When a new Pat/Prac resource is compared with all other resources of that type in the repository, there are four possible cases:

  • CASE 1: No MATCHED and no PROBABLE_MATCHED outcomes -> a new Person resource is created and linked to that Pat/Prac. All fields are copied from the Pat/Prac to the Person. If the incoming resource has an EID, it is copied to the Person. Otherwise a new unique uuid is created and used as the EID.

  • CASE 2: All of the MATCHED Pat/Prac resources are already linked to the same Person -> a new Link is created between the new Pat/Prac and that Person and is set to MATCHED.

  • CASE 3: The MATCHED Pat/Prac resources link to more than one Person -> link the Pat/Prac to the Person belonging to the Pat/Prac it had the highest matching score with. All other Person resources are marked as POSSIBLE_DUPLICATE of this first Person. These duplicates are manually reviewed later and either merged or marked as NO_MATCH and the system will no longer consider them as a POSSIBLE_DUPLICATE going forward.

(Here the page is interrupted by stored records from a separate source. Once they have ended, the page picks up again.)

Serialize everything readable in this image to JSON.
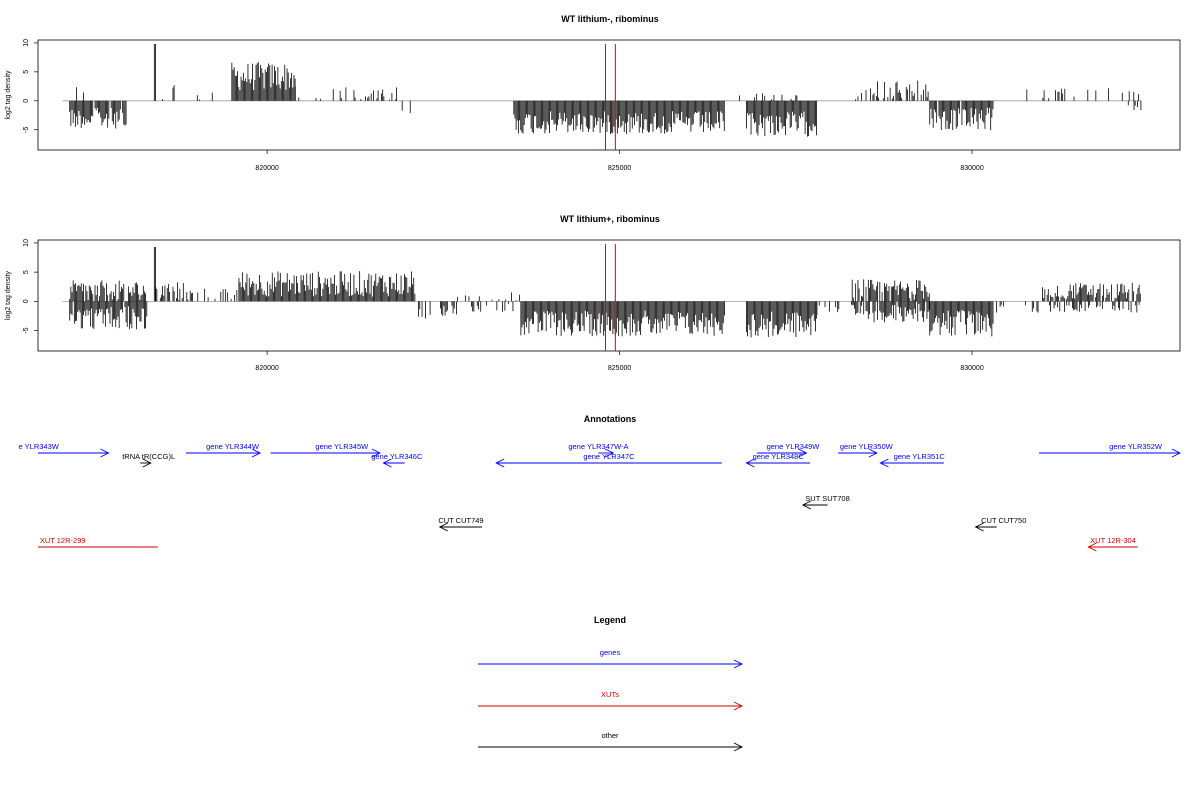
{
  "chart_data": [
    {
      "type": "bar",
      "title": "WT lithium-, ribominus",
      "ylabel": "log2 tag density",
      "xlim": [
        816750,
        832950
      ],
      "ylim": [
        -8.5,
        10.5
      ],
      "x_ticks": [
        820000,
        825000,
        830000
      ],
      "x_tick_labels": [
        "820000",
        "825000",
        "830000"
      ],
      "y_ticks": [
        -5,
        0,
        5,
        10
      ],
      "y_tick_labels": [
        "-5",
        "0",
        "5",
        "10"
      ],
      "red_markers": [
        824800,
        824940
      ],
      "regions": [
        {
          "start": 817200,
          "end": 817400,
          "strand": "plus",
          "mean": 1.2,
          "spread": 1.5,
          "density": 0.2
        },
        {
          "start": 817200,
          "end": 818000,
          "strand": "minus",
          "mean": -3.0,
          "spread": 1.8,
          "density": 0.9
        },
        {
          "start": 818400,
          "end": 818420,
          "strand": "plus",
          "mean": 9.8,
          "spread": 0,
          "density": 1
        },
        {
          "start": 818420,
          "end": 818700,
          "strand": "plus",
          "mean": 2.0,
          "spread": 2.0,
          "density": 0.4
        },
        {
          "start": 818700,
          "end": 819300,
          "strand": "plus",
          "mean": 0.8,
          "spread": 0.8,
          "density": 0.1
        },
        {
          "start": 819500,
          "end": 820400,
          "strand": "plus",
          "mean": 4.2,
          "spread": 2.5,
          "density": 1.0
        },
        {
          "start": 820400,
          "end": 821900,
          "strand": "plus",
          "mean": 1.3,
          "spread": 1.2,
          "density": 0.25
        },
        {
          "start": 821900,
          "end": 822100,
          "strand": "minus",
          "mean": -2.0,
          "spread": 1.0,
          "density": 0.15
        },
        {
          "start": 823500,
          "end": 826500,
          "strand": "minus",
          "mean": -3.8,
          "spread": 2.0,
          "density": 1.0
        },
        {
          "start": 826800,
          "end": 827800,
          "strand": "minus",
          "mean": -4.0,
          "spread": 2.2,
          "density": 1.0
        },
        {
          "start": 826700,
          "end": 827700,
          "strand": "plus",
          "mean": 0.8,
          "spread": 0.8,
          "density": 0.2
        },
        {
          "start": 828300,
          "end": 829400,
          "strand": "plus",
          "mean": 1.8,
          "spread": 1.8,
          "density": 0.55
        },
        {
          "start": 829400,
          "end": 830300,
          "strand": "minus",
          "mean": -3.2,
          "spread": 2.0,
          "density": 0.95
        },
        {
          "start": 830500,
          "end": 832400,
          "strand": "plus",
          "mean": 1.3,
          "spread": 0.9,
          "density": 0.12
        },
        {
          "start": 832200,
          "end": 832400,
          "strand": "minus",
          "mean": -1.2,
          "spread": 0.6,
          "density": 0.2
        }
      ]
    },
    {
      "type": "bar",
      "title": "WT lithium+, ribominus",
      "ylabel": "log2 tag density",
      "xlim": [
        816750,
        832950
      ],
      "ylim": [
        -8.5,
        10.5
      ],
      "x_ticks": [
        820000,
        825000,
        830000
      ],
      "x_tick_labels": [
        "820000",
        "825000",
        "830000"
      ],
      "y_ticks": [
        -5,
        0,
        5,
        10
      ],
      "y_tick_labels": [
        "-5",
        "0",
        "5",
        "10"
      ],
      "red_markers": [
        824800,
        824940
      ],
      "regions": [
        {
          "start": 817200,
          "end": 818300,
          "strand": "plus",
          "mean": 1.8,
          "spread": 1.8,
          "density": 0.8
        },
        {
          "start": 817200,
          "end": 818300,
          "strand": "minus",
          "mean": -2.8,
          "spread": 2.0,
          "density": 0.9
        },
        {
          "start": 818400,
          "end": 818420,
          "strand": "plus",
          "mean": 9.3,
          "spread": 0,
          "density": 1
        },
        {
          "start": 818420,
          "end": 819000,
          "strand": "plus",
          "mean": 1.8,
          "spread": 1.6,
          "density": 0.5
        },
        {
          "start": 819000,
          "end": 819600,
          "strand": "plus",
          "mean": 1.2,
          "spread": 1.0,
          "density": 0.3
        },
        {
          "start": 819600,
          "end": 822100,
          "strand": "plus",
          "mean": 3.0,
          "spread": 2.2,
          "density": 1.0
        },
        {
          "start": 822100,
          "end": 822700,
          "strand": "minus",
          "mean": -1.8,
          "spread": 1.2,
          "density": 0.4
        },
        {
          "start": 822700,
          "end": 823600,
          "strand": "plus",
          "mean": 0.8,
          "spread": 0.8,
          "density": 0.2
        },
        {
          "start": 822900,
          "end": 823600,
          "strand": "minus",
          "mean": -1.2,
          "spread": 0.8,
          "density": 0.3
        },
        {
          "start": 823600,
          "end": 826500,
          "strand": "minus",
          "mean": -3.8,
          "spread": 2.2,
          "density": 1.0
        },
        {
          "start": 826800,
          "end": 827800,
          "strand": "minus",
          "mean": -4.0,
          "spread": 2.3,
          "density": 1.0
        },
        {
          "start": 827800,
          "end": 828300,
          "strand": "minus",
          "mean": -1.5,
          "spread": 1.0,
          "density": 0.3
        },
        {
          "start": 828300,
          "end": 829400,
          "strand": "plus",
          "mean": 2.0,
          "spread": 1.8,
          "density": 0.8
        },
        {
          "start": 828300,
          "end": 829400,
          "strand": "minus",
          "mean": -2.0,
          "spread": 1.6,
          "density": 0.8
        },
        {
          "start": 829400,
          "end": 830300,
          "strand": "minus",
          "mean": -3.8,
          "spread": 2.3,
          "density": 1.0
        },
        {
          "start": 830300,
          "end": 831000,
          "strand": "minus",
          "mean": -1.2,
          "spread": 0.8,
          "density": 0.2
        },
        {
          "start": 831000,
          "end": 832400,
          "strand": "plus",
          "mean": 1.8,
          "spread": 1.4,
          "density": 0.8
        },
        {
          "start": 831000,
          "end": 832400,
          "strand": "minus",
          "mean": -1.2,
          "spread": 0.7,
          "density": 0.4
        }
      ]
    }
  ],
  "annotations": {
    "title": "Annotations",
    "colors": {
      "gene": "#0000ff",
      "xut": "#cc0000",
      "other": "#000000"
    },
    "features": [
      {
        "label": "e YLR343W",
        "kind": "gene",
        "start": 816750,
        "end": 817750,
        "dir": "right",
        "row": 0,
        "label_at": 816760
      },
      {
        "label": "tRNA tR(CCG)L",
        "kind": "other",
        "start": 818200,
        "end": 818350,
        "dir": "right",
        "row": 1,
        "label_at": 818320
      },
      {
        "label": "gene YLR344W",
        "kind": "gene",
        "start": 818850,
        "end": 819900,
        "dir": "right",
        "row": 0,
        "label_at": 819510
      },
      {
        "label": "gene YLR345W",
        "kind": "gene",
        "start": 820050,
        "end": 821600,
        "dir": "right",
        "row": 0,
        "label_at": 821060
      },
      {
        "label": "gene YLR346C",
        "kind": "gene",
        "start": 821650,
        "end": 821950,
        "dir": "left",
        "row": 1,
        "label_at": 821840
      },
      {
        "label": "gene YLR347W-A",
        "kind": "gene",
        "start": 824700,
        "end": 824910,
        "dir": "right",
        "row": 0,
        "label_at": 824700
      },
      {
        "label": "gene YLR347C",
        "kind": "gene",
        "start": 823250,
        "end": 826450,
        "dir": "left",
        "row": 1,
        "label_at": 824850
      },
      {
        "label": "gene YLR349W",
        "kind": "gene",
        "start": 826950,
        "end": 827650,
        "dir": "right",
        "row": 0,
        "label_at": 827460
      },
      {
        "label": "gene YLR348C",
        "kind": "gene",
        "start": 826800,
        "end": 827700,
        "dir": "left",
        "row": 1,
        "label_at": 827250
      },
      {
        "label": "gene YLR350W",
        "kind": "gene",
        "start": 828100,
        "end": 828650,
        "dir": "right",
        "row": 0,
        "label_at": 828500
      },
      {
        "label": "gene YLR351C",
        "kind": "gene",
        "start": 828700,
        "end": 829600,
        "dir": "left",
        "row": 1,
        "label_at": 829250
      },
      {
        "label": "gene YLR352W",
        "kind": "gene",
        "start": 830950,
        "end": 832950,
        "dir": "right",
        "row": 0,
        "label_at": 832320
      },
      {
        "label": "SUT SUT708",
        "kind": "other",
        "start": 827600,
        "end": 827950,
        "dir": "left",
        "row": 2,
        "label_at": 827950
      },
      {
        "label": "CUT CUT749",
        "kind": "other",
        "start": 822450,
        "end": 823050,
        "dir": "left",
        "row": 3,
        "label_at": 822750
      },
      {
        "label": "CUT CUT750",
        "kind": "other",
        "start": 830050,
        "end": 830350,
        "dir": "left",
        "row": 3,
        "label_at": 830450
      },
      {
        "label": "XUT 12R-299",
        "kind": "xut",
        "start": 816750,
        "end": 818450,
        "dir": "none",
        "row": 4,
        "label_at": 817100
      },
      {
        "label": "XUT 12R-304",
        "kind": "xut",
        "start": 831650,
        "end": 832350,
        "dir": "left",
        "row": 4,
        "label_at": 832000
      }
    ]
  },
  "legend": {
    "title": "Legend",
    "items": [
      {
        "label": "genes",
        "color": "#0000ff"
      },
      {
        "label": "XUTs",
        "color": "#cc0000"
      },
      {
        "label": "other",
        "color": "#000000"
      }
    ]
  }
}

  • CASE 4: Only PROBABLE_MATCH outcomes -> In this case, empi-link records are created with PROBABLE_MATCH outcome and await manual assignment to either NO_MATCH or MATCHED. Person resources are not changed.

Rules

hapi-empi rules are managed via a single json document. This document contains a version. empi-links derived from these rules are marked with this version. The following configuration is stored in the rules:

  • resourceSearchParams: These define fields which must have at least one exact match before two resources are considered for matching. This is like a list of "pre-searches" that find potential candidates for matches, to avoid the expensive operation of running a match score calculation on all resources in the system. E.g. you may only wish to consider matching two Patients if they either share at least one identifier in common or have the same birthday.
[ {
    "resourceType" : "Patient",
    "searchParam" : "birthdate"
}, {
    "resourceType" : "Patient",
    "searchParam" : "identifier"
} ]
  • filterSearchParams When searching for match candidates, only resources that match this filter are considered. E.g. you may wish to only search for Patients for which active=true.
[ {
    "resourceType" : "Patient",
    "searchParam" : "active",
    "fixedValue" : "true"
} ]
  • matchFields Once the match candidates have been found, they are then each assigned a match vector that marks which fields match. The match vector is determined by a list of matchFields. Each matchField defines a name, distance metric, a success threshold, a resource type, and resource path to check. For example:
{
    "name" : "patient-given",
    "resourceType" : "Patient",
    "resourcePath" : "name.given",
    "metric" : "COSINE",
    "matchThreshold" : 0.8
}
  • weightMap A map which converts combinations of successful matchFields into a scalar score for overall matching of a given pair of resources.

  • noMatchThreshold, matchThreshold: If the weightMap score is above the matchThreshold, it is a MATCH. If between noMatchThreshold and matchThreshold it is a PROBABLE_MATCH. If it is below the noMatchThreshold, it is a NO_MATCH.